Note that the following modules must be installed:

Spreadsheet: ParseExcel: first installed.
Unicode: Map: This must be installed for character encoding.
IO-stringy: This is already installed. It is unclear.
OLE-Storage_Lite: This is the package needed to access the office suite. The Spreadsheet: ParseExcel file is installed.

Here you only need to install UNICODE: map.

The above Code shows that the result is normal:

We can see that the subscript of the row and column cells starts from 0.

6. Task implementation

The row of a word starts from 8th rows (subscript: 7), and all columns are in 2nd columns (subscript: 1 ). In this way, the code is slightly modified, so that $ row_min = 7 and $ col_min = $ col_max = 1. Modify the target file name to 'corpuswordlist.xls '. The output result is as follows:

From 7th rows to 14635 rows, just 14629 rows.

7. File

/Files/pangxiaodong/learningperl/perlreader to obtain exceldictionary file. Zip

Related Article

Contact Us

The content source of this page is from Internet, which doesn't represent Alibaba Cloud's opinion; products and services mentioned on that page don't have any relationship with Alibaba Cloud. If the content of the page makes you feel confusing, please write us an email, we will handle the problem within 5 days after receiving your email.
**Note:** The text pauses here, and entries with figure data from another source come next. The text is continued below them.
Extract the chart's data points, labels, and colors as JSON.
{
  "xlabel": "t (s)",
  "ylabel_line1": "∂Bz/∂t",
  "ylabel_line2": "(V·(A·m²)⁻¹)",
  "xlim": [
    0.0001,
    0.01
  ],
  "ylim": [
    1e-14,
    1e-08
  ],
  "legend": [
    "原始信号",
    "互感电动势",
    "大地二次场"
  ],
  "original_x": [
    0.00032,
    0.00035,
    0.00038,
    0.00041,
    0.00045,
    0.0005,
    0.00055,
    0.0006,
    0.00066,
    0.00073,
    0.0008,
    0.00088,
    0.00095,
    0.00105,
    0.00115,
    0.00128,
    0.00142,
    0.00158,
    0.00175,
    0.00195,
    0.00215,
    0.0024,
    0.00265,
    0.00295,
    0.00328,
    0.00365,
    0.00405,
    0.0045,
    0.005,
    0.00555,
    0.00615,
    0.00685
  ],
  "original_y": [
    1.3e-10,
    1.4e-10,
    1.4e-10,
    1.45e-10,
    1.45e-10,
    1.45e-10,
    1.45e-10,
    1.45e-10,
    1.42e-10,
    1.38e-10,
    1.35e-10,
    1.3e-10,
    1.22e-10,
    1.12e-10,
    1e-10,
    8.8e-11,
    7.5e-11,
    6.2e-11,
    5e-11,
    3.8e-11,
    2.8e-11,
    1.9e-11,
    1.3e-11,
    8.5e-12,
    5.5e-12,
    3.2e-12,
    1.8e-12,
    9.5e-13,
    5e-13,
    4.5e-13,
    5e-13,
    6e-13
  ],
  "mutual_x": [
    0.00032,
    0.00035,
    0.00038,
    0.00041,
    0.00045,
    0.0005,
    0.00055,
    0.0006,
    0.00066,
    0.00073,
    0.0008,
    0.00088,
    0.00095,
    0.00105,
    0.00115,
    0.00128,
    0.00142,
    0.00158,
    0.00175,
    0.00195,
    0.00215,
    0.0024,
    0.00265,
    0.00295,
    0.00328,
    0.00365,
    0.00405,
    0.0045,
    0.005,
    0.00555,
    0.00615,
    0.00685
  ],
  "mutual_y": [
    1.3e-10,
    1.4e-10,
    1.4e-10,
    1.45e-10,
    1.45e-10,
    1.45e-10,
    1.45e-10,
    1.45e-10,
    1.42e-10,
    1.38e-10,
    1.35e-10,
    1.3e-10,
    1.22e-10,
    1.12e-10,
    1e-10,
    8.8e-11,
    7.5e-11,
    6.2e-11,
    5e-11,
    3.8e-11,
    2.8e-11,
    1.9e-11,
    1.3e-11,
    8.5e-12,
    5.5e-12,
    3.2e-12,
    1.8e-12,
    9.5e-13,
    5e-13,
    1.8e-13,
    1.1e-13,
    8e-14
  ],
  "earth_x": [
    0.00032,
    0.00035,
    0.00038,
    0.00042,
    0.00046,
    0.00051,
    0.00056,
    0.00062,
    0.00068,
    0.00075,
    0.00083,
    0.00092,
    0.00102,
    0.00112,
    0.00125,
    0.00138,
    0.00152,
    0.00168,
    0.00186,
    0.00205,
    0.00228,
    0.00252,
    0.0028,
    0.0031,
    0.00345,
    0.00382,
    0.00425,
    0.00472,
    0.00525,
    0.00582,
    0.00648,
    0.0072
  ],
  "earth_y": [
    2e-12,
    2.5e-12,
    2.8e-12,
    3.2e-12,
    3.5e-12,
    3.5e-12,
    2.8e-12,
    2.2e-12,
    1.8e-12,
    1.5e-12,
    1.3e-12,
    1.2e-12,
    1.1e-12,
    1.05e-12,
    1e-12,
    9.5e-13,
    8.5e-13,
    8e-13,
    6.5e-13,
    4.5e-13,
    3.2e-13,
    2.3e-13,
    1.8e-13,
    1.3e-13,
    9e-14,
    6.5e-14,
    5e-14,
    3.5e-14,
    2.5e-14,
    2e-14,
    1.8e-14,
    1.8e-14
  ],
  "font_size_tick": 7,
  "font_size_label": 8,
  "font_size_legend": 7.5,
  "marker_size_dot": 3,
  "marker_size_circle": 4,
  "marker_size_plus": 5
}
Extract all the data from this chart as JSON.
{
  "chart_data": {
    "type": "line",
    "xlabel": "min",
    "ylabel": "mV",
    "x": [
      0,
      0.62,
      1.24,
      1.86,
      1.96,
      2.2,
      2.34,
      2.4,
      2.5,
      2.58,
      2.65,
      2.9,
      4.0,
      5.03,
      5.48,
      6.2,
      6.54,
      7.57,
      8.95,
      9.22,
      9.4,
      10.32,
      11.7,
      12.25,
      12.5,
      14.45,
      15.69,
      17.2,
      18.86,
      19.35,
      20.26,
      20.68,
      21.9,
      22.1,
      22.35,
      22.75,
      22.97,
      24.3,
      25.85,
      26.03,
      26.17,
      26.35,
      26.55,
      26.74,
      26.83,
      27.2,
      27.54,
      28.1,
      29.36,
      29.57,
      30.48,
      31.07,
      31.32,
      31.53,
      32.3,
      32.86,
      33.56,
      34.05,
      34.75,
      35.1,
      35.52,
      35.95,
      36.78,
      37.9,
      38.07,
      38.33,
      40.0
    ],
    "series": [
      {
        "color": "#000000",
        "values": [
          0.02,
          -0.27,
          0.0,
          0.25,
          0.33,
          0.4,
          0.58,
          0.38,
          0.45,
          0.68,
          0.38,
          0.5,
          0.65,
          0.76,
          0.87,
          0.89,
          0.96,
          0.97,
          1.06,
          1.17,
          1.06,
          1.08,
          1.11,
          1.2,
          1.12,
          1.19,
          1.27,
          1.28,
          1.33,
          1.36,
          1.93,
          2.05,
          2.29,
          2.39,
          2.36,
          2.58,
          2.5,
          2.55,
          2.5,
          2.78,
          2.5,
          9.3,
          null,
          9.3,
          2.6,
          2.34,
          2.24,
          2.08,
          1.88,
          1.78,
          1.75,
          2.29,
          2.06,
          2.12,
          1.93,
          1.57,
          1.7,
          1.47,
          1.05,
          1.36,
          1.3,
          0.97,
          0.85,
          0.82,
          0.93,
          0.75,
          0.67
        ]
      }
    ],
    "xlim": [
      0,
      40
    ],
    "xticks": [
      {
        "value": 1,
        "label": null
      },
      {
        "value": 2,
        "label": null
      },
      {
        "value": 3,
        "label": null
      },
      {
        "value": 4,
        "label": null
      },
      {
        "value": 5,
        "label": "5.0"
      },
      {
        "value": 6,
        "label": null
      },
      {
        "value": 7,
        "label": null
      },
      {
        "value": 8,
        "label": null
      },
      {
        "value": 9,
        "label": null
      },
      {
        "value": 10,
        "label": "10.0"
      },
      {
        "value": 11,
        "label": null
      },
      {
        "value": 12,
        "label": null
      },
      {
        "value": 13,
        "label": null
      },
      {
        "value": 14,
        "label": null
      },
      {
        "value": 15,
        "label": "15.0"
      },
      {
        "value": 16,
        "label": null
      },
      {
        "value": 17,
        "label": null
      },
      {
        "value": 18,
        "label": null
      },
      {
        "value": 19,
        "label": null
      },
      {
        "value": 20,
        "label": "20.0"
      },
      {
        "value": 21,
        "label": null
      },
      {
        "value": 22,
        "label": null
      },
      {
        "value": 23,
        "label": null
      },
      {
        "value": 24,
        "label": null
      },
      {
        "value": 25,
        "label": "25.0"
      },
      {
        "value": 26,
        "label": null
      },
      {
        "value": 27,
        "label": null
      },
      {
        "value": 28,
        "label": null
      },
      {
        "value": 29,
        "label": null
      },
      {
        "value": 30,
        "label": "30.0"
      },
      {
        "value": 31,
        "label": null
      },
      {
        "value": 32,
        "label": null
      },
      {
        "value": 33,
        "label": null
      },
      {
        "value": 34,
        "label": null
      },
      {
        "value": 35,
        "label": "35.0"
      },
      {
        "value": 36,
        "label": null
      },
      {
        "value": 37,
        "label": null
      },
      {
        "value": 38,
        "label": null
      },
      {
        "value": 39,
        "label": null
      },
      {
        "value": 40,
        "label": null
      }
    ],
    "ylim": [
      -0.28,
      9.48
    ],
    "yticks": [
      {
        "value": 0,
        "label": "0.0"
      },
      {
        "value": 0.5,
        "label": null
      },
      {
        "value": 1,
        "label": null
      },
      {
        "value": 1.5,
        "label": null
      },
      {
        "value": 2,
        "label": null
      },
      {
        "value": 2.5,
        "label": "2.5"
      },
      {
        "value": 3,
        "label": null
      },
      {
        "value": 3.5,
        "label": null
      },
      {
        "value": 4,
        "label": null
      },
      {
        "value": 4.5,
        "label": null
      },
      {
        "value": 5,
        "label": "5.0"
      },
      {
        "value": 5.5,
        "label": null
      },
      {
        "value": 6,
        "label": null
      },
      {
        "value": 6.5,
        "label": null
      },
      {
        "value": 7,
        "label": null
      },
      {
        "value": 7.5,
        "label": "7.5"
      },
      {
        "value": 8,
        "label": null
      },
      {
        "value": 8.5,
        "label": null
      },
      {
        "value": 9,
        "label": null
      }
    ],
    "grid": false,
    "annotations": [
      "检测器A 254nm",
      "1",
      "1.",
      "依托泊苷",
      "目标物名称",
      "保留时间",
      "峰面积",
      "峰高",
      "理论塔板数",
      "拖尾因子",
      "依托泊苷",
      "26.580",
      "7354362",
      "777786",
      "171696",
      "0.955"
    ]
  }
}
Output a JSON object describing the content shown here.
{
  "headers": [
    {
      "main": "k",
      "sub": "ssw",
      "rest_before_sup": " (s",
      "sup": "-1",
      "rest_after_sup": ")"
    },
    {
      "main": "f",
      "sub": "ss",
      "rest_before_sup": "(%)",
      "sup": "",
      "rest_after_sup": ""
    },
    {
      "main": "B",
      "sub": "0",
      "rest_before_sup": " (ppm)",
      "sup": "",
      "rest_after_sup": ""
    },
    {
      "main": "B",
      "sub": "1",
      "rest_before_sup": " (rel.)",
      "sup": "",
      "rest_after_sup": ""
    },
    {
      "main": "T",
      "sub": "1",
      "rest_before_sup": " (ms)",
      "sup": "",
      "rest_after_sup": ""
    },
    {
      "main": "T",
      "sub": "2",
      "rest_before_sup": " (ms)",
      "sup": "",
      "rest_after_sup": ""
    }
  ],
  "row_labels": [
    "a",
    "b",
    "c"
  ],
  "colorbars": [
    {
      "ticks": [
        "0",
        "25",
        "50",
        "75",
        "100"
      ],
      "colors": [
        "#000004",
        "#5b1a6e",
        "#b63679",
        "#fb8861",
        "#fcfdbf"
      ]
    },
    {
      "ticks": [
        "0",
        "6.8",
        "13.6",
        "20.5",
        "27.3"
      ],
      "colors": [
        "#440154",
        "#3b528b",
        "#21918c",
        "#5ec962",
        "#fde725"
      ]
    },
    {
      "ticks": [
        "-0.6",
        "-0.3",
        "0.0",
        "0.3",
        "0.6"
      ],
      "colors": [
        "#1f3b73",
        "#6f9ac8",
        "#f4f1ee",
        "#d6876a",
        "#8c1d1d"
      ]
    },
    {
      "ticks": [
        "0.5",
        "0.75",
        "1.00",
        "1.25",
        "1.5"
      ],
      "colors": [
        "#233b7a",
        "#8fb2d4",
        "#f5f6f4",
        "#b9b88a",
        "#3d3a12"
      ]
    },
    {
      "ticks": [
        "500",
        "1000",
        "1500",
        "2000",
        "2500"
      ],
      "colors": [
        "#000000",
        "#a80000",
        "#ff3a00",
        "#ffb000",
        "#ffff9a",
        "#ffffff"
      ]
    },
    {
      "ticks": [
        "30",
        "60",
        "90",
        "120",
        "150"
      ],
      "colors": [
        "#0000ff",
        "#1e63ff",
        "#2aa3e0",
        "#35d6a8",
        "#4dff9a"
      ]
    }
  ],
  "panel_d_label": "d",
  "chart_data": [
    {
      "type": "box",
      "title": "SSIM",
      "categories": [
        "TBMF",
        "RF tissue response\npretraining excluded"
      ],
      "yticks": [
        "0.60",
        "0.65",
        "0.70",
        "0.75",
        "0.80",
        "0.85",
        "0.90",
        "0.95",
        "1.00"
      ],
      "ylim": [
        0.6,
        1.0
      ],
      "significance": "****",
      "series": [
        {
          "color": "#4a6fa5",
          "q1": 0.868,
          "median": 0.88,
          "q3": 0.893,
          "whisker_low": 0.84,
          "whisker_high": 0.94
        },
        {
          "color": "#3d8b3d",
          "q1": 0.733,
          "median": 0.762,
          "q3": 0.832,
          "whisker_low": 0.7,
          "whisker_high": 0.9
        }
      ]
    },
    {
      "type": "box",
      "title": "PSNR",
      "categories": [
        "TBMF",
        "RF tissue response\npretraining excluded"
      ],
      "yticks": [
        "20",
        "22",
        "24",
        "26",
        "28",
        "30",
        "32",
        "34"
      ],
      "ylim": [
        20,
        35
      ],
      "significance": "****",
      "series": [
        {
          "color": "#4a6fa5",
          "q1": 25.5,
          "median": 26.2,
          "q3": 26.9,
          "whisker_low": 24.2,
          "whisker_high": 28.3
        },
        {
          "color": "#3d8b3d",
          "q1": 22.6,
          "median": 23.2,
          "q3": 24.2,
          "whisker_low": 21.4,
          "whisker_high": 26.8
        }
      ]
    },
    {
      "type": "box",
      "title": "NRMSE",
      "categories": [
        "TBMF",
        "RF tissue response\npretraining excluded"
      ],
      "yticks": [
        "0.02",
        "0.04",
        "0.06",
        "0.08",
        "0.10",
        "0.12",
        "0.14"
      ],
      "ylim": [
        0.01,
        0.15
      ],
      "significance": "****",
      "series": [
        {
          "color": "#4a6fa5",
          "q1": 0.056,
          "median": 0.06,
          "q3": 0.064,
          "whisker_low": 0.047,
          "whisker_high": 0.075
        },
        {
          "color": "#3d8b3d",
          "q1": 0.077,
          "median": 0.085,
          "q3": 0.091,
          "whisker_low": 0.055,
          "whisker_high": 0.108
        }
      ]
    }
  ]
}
If you find any instances of plagiarism from the community, please send an email to: info-contact@alibabacloud.com and provide relevant evidence. A staff member will contact you within 5 working days.

A Free Trial That Lets You Build Big!

Start building with 50+ products and up to 12 months usage for Elastic Compute Service

  • Sales Support

    1 on 1 presale consultation

  • After-Sales Support

    24/7 Technical Support 6 Free Tickets per Quarter Faster Response

  • Alibaba Cloud offers highly flexible support services tailored to meet your exact needs.